A las cuatro de la mañana amanece cada día para José Alberto Alonso, el panadero de Pollos, una localidad vallisoletana en la que, siendo generosos, duermen unas 600 almas cada noche. «Empecé hace 20 años con mis padres y llevo diez años yo solo», explica este profesional. «Antes echaba una mano porque lo necesitaban y verdaderamente, llevo aquí metido desde que abrieron, era pequeño y hacía los dulces con mi madre... ¡Así que toda la vida!».
Como en todo, también a la hora de elaborar el pan ha habido cambios, la maquinaria ha evolucionado aunque hay cosas que es «imposible» hacerlas si no es de manera manual. Incluso, con los aparatos más sofisticados o, en ocasiones, tampoco compensa.

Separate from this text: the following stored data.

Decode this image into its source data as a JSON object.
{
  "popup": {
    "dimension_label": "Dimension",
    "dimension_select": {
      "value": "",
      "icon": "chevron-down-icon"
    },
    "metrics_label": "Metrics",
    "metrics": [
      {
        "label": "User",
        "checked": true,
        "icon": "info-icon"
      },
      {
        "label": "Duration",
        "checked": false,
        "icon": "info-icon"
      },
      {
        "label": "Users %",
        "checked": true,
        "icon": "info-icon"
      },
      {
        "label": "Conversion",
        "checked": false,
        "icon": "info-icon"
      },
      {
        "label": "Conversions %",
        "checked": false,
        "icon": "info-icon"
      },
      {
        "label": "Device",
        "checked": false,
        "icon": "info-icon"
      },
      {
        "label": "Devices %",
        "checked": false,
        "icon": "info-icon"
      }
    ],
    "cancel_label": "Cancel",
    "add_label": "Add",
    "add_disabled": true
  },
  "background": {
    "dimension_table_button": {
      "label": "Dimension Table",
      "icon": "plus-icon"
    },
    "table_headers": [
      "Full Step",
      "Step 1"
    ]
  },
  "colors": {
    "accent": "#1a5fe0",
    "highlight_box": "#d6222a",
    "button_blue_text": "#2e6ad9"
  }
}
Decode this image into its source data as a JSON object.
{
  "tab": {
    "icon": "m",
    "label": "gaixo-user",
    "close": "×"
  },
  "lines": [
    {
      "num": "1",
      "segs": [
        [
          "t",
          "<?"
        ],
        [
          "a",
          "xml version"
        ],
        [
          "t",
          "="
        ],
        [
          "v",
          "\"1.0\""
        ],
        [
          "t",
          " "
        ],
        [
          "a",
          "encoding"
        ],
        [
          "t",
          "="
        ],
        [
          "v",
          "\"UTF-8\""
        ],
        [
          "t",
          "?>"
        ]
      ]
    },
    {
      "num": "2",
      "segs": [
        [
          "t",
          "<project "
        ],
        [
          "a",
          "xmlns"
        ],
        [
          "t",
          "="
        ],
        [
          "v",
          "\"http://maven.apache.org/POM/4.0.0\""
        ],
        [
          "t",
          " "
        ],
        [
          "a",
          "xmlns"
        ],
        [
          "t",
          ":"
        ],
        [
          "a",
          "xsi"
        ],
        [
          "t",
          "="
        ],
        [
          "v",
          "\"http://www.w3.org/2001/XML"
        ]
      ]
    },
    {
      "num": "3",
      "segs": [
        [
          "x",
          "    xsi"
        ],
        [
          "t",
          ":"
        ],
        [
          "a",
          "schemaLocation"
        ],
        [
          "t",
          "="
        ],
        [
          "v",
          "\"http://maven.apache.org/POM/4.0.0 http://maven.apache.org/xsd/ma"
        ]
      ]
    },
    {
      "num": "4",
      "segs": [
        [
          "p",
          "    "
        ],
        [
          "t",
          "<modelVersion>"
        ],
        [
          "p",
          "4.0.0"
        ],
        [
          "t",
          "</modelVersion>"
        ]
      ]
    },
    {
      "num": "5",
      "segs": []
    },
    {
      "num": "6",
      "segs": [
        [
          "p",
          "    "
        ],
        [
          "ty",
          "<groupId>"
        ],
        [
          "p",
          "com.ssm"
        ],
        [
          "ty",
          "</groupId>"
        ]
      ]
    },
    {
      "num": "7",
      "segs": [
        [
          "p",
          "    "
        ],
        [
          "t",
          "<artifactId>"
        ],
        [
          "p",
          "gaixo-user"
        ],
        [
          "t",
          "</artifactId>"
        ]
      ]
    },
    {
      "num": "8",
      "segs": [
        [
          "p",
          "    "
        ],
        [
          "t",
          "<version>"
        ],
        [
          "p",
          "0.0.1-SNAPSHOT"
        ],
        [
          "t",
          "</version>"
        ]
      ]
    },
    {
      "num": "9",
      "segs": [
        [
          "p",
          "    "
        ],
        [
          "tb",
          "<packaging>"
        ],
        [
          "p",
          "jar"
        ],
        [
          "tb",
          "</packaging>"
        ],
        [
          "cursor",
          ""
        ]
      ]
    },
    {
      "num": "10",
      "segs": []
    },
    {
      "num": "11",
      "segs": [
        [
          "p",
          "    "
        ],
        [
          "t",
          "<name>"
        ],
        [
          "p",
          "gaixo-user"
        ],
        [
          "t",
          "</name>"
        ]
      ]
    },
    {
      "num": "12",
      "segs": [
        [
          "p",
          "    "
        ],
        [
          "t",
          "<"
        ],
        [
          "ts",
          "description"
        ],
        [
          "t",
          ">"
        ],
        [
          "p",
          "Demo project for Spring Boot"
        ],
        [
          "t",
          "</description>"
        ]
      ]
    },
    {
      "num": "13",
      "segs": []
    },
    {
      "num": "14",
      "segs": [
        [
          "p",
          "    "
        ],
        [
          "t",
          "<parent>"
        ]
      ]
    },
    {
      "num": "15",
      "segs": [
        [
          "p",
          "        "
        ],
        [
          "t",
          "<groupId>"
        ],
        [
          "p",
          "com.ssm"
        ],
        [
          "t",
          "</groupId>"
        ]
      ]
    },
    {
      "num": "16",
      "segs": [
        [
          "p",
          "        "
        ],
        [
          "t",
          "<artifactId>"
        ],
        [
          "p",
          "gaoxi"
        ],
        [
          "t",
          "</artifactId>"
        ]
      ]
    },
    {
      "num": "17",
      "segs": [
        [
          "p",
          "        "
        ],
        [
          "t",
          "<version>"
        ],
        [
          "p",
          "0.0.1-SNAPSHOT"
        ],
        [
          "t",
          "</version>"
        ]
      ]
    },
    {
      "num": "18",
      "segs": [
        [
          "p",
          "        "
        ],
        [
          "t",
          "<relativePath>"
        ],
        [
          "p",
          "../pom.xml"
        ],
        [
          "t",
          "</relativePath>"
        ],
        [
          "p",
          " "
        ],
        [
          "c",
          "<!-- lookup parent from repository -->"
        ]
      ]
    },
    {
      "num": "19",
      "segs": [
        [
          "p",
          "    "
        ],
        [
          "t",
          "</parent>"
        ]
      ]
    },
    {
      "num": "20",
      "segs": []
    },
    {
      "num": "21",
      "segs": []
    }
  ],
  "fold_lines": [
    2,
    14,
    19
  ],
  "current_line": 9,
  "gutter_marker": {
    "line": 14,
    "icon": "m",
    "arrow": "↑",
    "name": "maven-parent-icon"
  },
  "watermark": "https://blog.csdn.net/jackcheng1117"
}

Y eso lleva a José Alberto a hablar de los márgenes. «Antes se ganaba dinero, ahora vamos justitos porque los precios de las materias primas han subido un 200% en los últimos años y vamos bastante apretados», asegura.
Explica que a negocios como el suyo, en poblaciones pequeñas, les ha venido muy bien el servicio que prestan a la hostelería pues «no puedo vivir solo con lo de mi pueblo, esa es la verdad».
El pan industrial, que ya se encuentra en cualquier tienda, bazar o gasolinera, sin olvidar las grandes superficies, ha entrado sin piedad en la cesta de la compra de cualquier mortal, para disgusto de los artesanos. «Con ese pan no podemos competir, aunque me parezca que es una vergüenza que se pueda comercializar cualquier pan y hacerlo de cualquier manera».
Eso sí, no deja de reconocer que «la gente nos tiramos a lo cómodo, vas al súper y tienen ahí eso, por llamarlo pan, y ya cargas; encima a un precio irrisorio porque ellos no viven del pan».
Sobre si el futuro de los panaderos está sentenciado, José Alberto especifica que, «en cierto modo, para los pequeños esto se acaba porque no podemos competir con todo esto que hemos dicho».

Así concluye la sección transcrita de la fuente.